Dann. There was no rush of memories like I had half hoped for. I was expecting to feel... Something from knowing my name. It sounded like my name to me, but also separate. Like it didn't fit me anymore.

"I must say that I find you surprisingly tolerant." The Instructor said. "Though it fits that you only fight all out against those you see as your enemies. My understanding is that humans are usually far more bigoted and biased against anything that isn't their own kind. There have been a lot of competitive simulations featuring them even if you are the first human Champion."

We had arrived at a stone cottage with a pair of solid chairs in front of it facing an unlit bonfire. The Instructor got out a firestarter, flint and steel with oil, and tried to get the bonfire started. After a few moments I stepped up and lit the bottom of the bonfire evenly.

"Thanks." The Instructor said. "You started with some powerful powers. And you've broken the simulation several times above that since you started, including giving yourself immortality and rebasing your goal. Did you manage to give yourself access to a System?"

"I'm not sure if I should say." I said. "Aren't we competing against each other?"

"Our goals don't have to be mutually exclusive." The Instructor said. "They usually aren't for first timers, actually. For example, my goal is to have every creature that isn't aligned to my chosen god be eliminated. Yours is probably something to do with your girlfriend.

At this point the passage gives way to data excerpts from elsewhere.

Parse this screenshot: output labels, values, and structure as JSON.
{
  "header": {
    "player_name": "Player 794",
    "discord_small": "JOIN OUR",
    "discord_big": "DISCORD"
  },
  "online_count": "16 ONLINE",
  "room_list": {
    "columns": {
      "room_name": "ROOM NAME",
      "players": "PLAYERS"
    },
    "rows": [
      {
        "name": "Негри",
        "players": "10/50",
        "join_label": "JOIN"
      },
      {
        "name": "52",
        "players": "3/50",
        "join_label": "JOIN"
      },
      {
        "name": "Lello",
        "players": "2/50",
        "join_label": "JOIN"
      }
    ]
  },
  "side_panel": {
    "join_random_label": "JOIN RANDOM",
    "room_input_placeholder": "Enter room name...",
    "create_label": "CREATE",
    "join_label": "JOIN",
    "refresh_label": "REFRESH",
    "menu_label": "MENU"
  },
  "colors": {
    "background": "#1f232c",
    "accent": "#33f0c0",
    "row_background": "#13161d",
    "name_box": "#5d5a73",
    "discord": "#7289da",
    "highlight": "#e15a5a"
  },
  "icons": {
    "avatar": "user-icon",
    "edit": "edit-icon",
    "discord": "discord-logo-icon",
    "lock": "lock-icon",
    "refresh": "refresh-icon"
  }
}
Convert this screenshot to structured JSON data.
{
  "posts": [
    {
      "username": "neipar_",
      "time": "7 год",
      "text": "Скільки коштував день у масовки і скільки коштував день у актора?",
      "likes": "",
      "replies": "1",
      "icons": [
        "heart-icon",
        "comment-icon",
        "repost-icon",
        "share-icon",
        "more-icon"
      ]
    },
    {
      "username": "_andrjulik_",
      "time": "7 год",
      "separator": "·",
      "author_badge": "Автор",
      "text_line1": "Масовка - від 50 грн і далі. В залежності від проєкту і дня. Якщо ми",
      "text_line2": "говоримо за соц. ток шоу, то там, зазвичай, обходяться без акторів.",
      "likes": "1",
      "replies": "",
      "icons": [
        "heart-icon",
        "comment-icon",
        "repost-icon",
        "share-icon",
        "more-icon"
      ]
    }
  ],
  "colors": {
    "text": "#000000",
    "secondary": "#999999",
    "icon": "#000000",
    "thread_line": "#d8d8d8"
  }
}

If you and your girlfriend align with winter then we could both win. Though if we did end up allying then other factors of the simulation would get more difficult to provide a challenge for us. I did get an optional extra goal, which was how I know you rebased your goal, and I received it via a System window. Each time you break the simulation to a significant degree I get an extra benefit, though not to the same degree. And the more Champions in a competitive simulation the less each Champion is boosted by changes to the simulation by others."

"And your optional extra goal?" I asked.

"To eliminate an entire major species or all of the minor species of a biome." The Instructor said.

"Then you know what my new goal would be, and that we are opposed." I said.

"I do." The Instructor said. "But I was genuine when I said I wanted to talk and in my intentions to help you with how competitive simulations work in general. I am often cast as the bad guy, but that is separate. After I have returned you I will do my utmost to make you fail. That is the spirit of competitive simulations. Conflict makes for entertainment."